(Le Figaro
26/11/2012)
REPORTAGE - Les chefs d'État de la région des Grands Lacs,
soutenus par l'Union africaine, exigent des rebelles qu'ils quittent Goma et ses
alentours avant la fin de la journée. Sur le terrain, c'est le statu
quo.
Après avoir pris Goma, la capitale du Nord-Kivu, dans l'est de la
République démocratique du Congo, les rebelles du M23 ont continué d'avancer.
Vendredi soir, ils ont conquis Saké après plusieurs heures de combats violents.

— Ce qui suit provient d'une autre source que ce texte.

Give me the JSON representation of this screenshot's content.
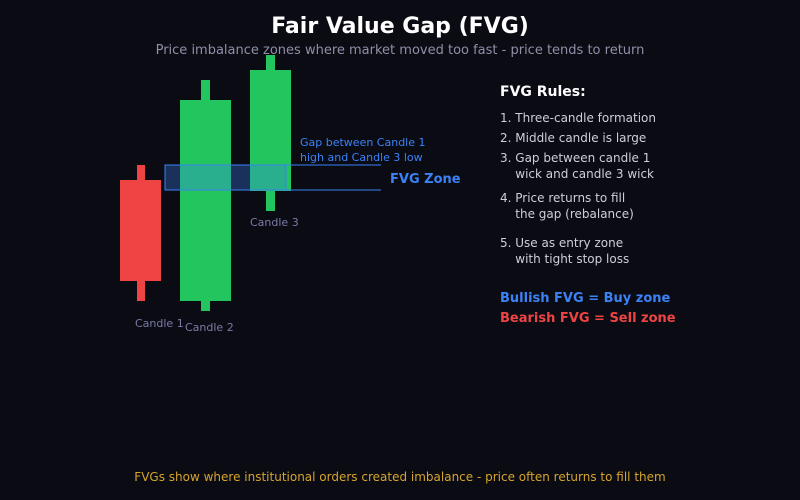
{
  "title": "Fair Value Gap (FVG)",
  "subtitle": "Price imbalance zones where market moved too fast - price tends to return",
  "colors": {
    "background": "#0b0b14",
    "bullish": "#22c55e",
    "bearish": "#ef4444",
    "zone": "#3b82f6",
    "footer": "#d6a52c"
  },
  "diagram": {
    "candles": [
      {
        "label": "Candle 1",
        "direction": "bearish"
      },
      {
        "label": "Candle 2",
        "direction": "bullish"
      },
      {
        "label": "Candle 3",
        "direction": "bullish"
      }
    ],
    "gap_annotation_line1": "Gap between Candle 1",
    "gap_annotation_line2": "high and Candle 3 low",
    "zone_label": "FVG Zone"
  },
  "rules": {
    "heading": "FVG Rules:",
    "items": [
      "1. Three-candle formation",
      "2. Middle candle is large",
      "3. Gap between candle 1\n    wick and candle 3 wick",
      "4. Price returns to fill\n    the gap (rebalance)",
      "5. Use as entry zone\n    with tight stop loss"
    ]
  },
  "legend": {
    "bullish": "Bullish FVG = Buy zone",
    "bearish": "Bearish FVG = Sell zone"
  },
  "footer": "FVGs show where institutional orders created imbalance - price often returns to fill them"
}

La ville s'est vidée en quelques heures, les habitants fuyant les tirs et les
bombardements.
Dimanche matin, sur la route entre Goma et Sake, toujours
ces longues files de femmes, lourdement chargées. Un bébé, des sacs de
nourriture sur le dos, elles avancent. Des minibus remplis de déplacés, des
matelas attachés à l'arrière, les doublent en klaxonnant bruyamment. Les enfants
sont mis à contribution, certains tiennent des chèvres en laisse, d'autres
portent leurs cadets. Après avoir dû quitter Saké en urgence, les habitants
commencent à revenir. Une jeune femme, une casserole remplie de riz sur la tête
est suivie de deux jeunes enfants. «On nous a dit que la situation s'était
calmée, alors on rentre. La vie dans le camp est trop difficile. Un peu plus
loin sur la route, les soldats rebelles du M23 ont rétabli le poste de douane
afin de taxer les camions de marchandises qui entrent et qui sortent de Goma.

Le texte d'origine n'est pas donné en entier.